Les chercheurs ont interviewé 12.887 personnes, aussi bien en zone urbaine que rurale, en 2016 et 2017. Soit après un intense épisode El Niño qui a provoqué une sécheresse historique dans le pays, entraînant une baisse de 67% de la production de maïs et l’obligation pour un quart de la population de recourir à l’aide alimentaire.

Pauvreté, insécurité alimentaire, infection

Les résultats montrent que, dans les zones les plus touchées par la sécheresse, les jeunes femmes (15-19 ans) présentaient un risque d’infection par le VIH accru de 80% par rapport aux zones moins sévèrement frappées. Un phénomène qui était lié, toujours dans ces zones, à un recours plus fréquent à la prostitution, à un abandon scolaire plus précoce, ainsi qu’à un plus jeune âge lors du premier rapport sexuel.

Selon les chercheurs, la sécheresse accroît la précarité, contraignant les familles à marier leurs filles plus jeunes.
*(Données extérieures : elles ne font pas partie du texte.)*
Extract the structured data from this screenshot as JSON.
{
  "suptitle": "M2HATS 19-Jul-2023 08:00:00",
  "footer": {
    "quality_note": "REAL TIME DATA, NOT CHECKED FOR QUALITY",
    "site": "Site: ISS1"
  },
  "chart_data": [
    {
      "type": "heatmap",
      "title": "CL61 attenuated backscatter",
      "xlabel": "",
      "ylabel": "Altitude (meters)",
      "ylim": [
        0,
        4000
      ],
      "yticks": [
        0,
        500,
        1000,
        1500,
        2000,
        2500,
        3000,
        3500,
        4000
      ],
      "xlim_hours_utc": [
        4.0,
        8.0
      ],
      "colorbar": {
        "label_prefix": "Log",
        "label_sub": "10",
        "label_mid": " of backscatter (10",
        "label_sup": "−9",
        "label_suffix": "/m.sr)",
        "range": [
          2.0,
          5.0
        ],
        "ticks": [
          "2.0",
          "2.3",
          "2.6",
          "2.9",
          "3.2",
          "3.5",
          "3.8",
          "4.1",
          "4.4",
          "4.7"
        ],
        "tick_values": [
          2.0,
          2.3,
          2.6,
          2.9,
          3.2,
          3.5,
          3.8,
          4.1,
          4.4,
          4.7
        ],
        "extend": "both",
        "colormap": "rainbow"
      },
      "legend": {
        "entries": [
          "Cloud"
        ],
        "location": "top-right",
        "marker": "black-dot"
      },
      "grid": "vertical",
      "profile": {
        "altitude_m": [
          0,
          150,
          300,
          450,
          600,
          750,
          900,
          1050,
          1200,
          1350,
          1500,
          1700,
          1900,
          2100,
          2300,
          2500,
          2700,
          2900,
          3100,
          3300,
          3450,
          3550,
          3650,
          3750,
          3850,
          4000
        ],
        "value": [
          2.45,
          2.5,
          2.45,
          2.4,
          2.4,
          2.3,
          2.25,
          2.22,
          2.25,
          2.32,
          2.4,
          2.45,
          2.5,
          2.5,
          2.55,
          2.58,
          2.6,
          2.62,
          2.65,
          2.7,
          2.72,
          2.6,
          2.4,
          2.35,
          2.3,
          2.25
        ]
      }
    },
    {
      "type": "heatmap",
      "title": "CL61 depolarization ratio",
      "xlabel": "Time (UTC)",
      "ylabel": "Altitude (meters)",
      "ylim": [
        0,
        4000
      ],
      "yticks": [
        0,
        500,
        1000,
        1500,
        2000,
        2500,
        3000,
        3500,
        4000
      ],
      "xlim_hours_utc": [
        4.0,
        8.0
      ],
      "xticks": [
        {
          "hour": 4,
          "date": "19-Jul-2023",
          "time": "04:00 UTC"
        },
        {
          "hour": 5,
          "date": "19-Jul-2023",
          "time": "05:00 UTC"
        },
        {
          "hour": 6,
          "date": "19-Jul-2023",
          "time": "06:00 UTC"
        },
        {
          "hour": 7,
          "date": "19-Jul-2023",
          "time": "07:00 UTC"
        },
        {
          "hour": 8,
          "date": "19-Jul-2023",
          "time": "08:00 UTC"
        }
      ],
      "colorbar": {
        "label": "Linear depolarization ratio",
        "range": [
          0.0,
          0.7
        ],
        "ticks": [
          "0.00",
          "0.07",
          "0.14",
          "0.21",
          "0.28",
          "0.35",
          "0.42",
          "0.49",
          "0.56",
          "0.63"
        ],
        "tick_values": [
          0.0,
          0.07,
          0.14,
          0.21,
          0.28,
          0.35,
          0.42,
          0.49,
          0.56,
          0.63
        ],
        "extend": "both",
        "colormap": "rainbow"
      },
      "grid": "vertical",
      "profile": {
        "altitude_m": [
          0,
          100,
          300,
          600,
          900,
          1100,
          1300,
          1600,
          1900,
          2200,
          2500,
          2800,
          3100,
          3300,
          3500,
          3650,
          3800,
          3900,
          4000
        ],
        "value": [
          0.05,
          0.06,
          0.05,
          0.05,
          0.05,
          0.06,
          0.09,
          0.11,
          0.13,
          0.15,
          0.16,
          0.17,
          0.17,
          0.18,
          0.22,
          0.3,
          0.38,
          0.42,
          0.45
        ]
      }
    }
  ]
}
Face à la pénurie alimentaire, nombre d’entre elles se voient par ailleurs obligées de vendre leur corps pour se nourrir. «L’impact du changement climatique sur la santé humaine devient de plus en plus manifeste. Les extrêmes climatiques sont souvent associés à des changements comportementaux dans une population qui tente de survivre lors d’une crise agricole», expliquent les auteurs.

Une prise en charge médicale moins efficace

Outre une moindre protection des relations sexuelles, l’insécurité alimentaire, et les contraintes économiques qu’elle engendre, pourrait diminuer l’accès à la trithérapie, réduire l’adhérence au traitement, voire limiter l’absorption des médicaments par l’organisme. Or un patient mal traité est plus contaminant qu’un patient dont le VIH est bien contrôlé.

«Il s’agit de la première étude à montrer un lien entre un choc climatique et l’épidémie de sida depuis que la trithérapie est devenue plus accessible en Afrique subsaharienne (…) C’est une nouvelle alerte sur les effets inattendus qu’aura le réchauffement climatique sur la santé publique», commente Jessica Justman, chercheuse à la Mailman School of Public Health et responsable d’un programme de surveillance du VIH au Lesotho.